Wednesday, May 4, 2011

Blogging is "sick"?

 My husband sweetly offered to take the baby and sent me out to the Starbucks cafe, bless his soul. I wanted to write a bit and he understood that.
DH was trying to protect me from the nastiness the family's discovery of my previous blog-and he did a good job. I asked him point blank what was said to him, though, (my husband was dealing with them all so I could focus on my newborn and the ppd), and apparently my brother-in-law said my blog was "sick." Sick? Do you think it was sick? Writing my feelings and impressions in my own web journal is sick? My sister said it was one-sided, without giving my father a chance to defend himself. Well, this is the man who denies any abuse whatsoever. And since when is anyone allowed to comment on and judge someone else's feelings and experiences? My feelings are my own, not to be tossed at anyone's feet to be judged and shamed. Now my mother is telling me that I shouldn't be writing personal things on the web and indirectly implying that this whole business was my fault. And that what happened when I was young was the responsibility of "all of us." Since when was a child responsible for her abuse? I watched my own child as I thought this; I looked in her innocent eyes and the absurdity of that remark made me want to cry.

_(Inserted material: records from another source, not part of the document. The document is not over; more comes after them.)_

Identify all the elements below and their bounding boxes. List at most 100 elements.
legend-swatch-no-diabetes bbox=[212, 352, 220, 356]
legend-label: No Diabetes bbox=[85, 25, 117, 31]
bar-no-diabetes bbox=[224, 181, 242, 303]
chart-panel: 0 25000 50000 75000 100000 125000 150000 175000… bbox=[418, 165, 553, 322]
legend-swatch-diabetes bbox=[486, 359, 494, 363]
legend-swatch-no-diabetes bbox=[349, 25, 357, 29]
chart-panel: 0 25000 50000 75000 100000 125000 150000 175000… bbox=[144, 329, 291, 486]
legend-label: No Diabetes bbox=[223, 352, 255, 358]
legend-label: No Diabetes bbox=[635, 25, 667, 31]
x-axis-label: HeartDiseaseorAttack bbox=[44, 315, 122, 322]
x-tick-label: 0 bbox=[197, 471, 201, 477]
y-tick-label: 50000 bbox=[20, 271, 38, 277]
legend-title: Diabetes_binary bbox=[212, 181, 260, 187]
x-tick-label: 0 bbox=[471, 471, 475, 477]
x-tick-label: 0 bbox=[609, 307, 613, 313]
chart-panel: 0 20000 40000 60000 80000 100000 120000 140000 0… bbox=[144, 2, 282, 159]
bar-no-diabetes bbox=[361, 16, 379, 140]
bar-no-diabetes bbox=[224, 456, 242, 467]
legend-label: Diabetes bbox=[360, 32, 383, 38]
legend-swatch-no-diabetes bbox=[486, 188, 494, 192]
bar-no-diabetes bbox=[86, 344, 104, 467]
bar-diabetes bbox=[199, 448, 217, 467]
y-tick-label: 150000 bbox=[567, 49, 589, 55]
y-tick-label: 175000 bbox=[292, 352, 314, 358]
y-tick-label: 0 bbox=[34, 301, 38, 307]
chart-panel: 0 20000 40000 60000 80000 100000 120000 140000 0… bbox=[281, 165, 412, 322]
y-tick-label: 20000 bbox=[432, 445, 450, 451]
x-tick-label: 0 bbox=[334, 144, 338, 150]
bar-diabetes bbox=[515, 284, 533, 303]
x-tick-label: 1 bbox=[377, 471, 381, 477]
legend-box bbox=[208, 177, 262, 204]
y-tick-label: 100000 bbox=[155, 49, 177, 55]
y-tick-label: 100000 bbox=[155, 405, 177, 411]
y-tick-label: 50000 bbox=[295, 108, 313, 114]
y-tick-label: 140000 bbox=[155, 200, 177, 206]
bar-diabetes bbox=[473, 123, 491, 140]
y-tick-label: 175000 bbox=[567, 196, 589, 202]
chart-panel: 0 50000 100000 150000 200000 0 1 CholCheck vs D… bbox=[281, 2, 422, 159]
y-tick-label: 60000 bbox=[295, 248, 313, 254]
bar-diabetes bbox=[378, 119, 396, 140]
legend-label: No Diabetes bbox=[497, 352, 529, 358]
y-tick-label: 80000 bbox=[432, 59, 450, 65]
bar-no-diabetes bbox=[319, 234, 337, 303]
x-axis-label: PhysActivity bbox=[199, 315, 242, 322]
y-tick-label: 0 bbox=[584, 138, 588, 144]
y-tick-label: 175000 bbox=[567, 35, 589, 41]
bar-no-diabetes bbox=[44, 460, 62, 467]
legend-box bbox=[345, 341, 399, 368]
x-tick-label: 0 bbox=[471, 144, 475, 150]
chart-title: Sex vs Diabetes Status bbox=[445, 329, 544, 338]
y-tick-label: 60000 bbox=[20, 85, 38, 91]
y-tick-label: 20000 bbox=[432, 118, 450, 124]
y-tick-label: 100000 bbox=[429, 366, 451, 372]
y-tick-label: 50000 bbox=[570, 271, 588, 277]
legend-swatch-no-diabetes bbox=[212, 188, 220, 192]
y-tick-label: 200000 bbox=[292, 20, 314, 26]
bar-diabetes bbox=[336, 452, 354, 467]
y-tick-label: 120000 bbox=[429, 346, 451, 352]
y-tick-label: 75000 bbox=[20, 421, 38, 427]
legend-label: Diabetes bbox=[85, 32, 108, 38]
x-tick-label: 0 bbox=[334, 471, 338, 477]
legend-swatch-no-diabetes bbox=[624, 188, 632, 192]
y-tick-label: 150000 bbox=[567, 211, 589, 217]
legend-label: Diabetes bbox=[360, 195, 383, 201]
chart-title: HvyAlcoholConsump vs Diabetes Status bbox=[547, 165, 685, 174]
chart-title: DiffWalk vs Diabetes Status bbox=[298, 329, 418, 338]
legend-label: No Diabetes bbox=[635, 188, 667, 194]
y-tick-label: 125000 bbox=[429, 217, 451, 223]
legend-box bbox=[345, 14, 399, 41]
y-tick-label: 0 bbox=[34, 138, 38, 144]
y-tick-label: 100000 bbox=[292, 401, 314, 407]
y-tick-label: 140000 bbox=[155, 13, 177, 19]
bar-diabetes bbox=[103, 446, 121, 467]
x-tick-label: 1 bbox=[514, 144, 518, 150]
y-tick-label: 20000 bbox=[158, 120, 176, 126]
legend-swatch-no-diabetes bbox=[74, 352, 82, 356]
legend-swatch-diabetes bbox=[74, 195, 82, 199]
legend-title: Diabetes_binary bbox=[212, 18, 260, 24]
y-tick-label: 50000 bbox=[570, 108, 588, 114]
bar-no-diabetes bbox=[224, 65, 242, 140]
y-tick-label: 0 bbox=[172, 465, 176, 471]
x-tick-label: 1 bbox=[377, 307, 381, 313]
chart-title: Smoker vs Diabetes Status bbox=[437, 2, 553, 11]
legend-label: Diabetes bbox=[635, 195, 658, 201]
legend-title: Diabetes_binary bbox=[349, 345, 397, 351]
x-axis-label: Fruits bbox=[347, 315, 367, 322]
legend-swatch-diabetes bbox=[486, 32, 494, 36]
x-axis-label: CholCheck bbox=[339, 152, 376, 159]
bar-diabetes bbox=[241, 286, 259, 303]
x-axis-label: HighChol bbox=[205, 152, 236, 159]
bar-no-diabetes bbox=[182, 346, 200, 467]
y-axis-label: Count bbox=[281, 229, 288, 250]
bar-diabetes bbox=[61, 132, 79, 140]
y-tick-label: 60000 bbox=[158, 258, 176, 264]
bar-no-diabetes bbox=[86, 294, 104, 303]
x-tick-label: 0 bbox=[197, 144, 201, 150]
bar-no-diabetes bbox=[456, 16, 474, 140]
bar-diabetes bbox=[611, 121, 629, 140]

We had a wonderful visit with my in laws this weekend; everyone was happy and excited about our child. She has wonderful grandparents and great aunts. However, the beauty of this visit brought home the fact that this isn't the case in my own family. I wanted peace with them so much. I tried so hard. And then found out they were spying and tracking me on the web and used what I wrote to "prove" what a sick and demented person I am. My father then said he feels sorry for my daughter because she won't know him. What an ego! How dare he bring my daughter into this. She is innocent. I love her. She is mine, and what she gets to experience is up to me and her, not this man.
I will  never again censor myself just so family secrets can be kept under wraps or because I am shamed into it. This is my medium and I thrive here. I KNOW I am not the only person to keep a personal blog, for crying out loud, and I hope to make friends with people like myself in this forum.
It does feel good to be sitting here, typing my feelings out again. I've missed blogging.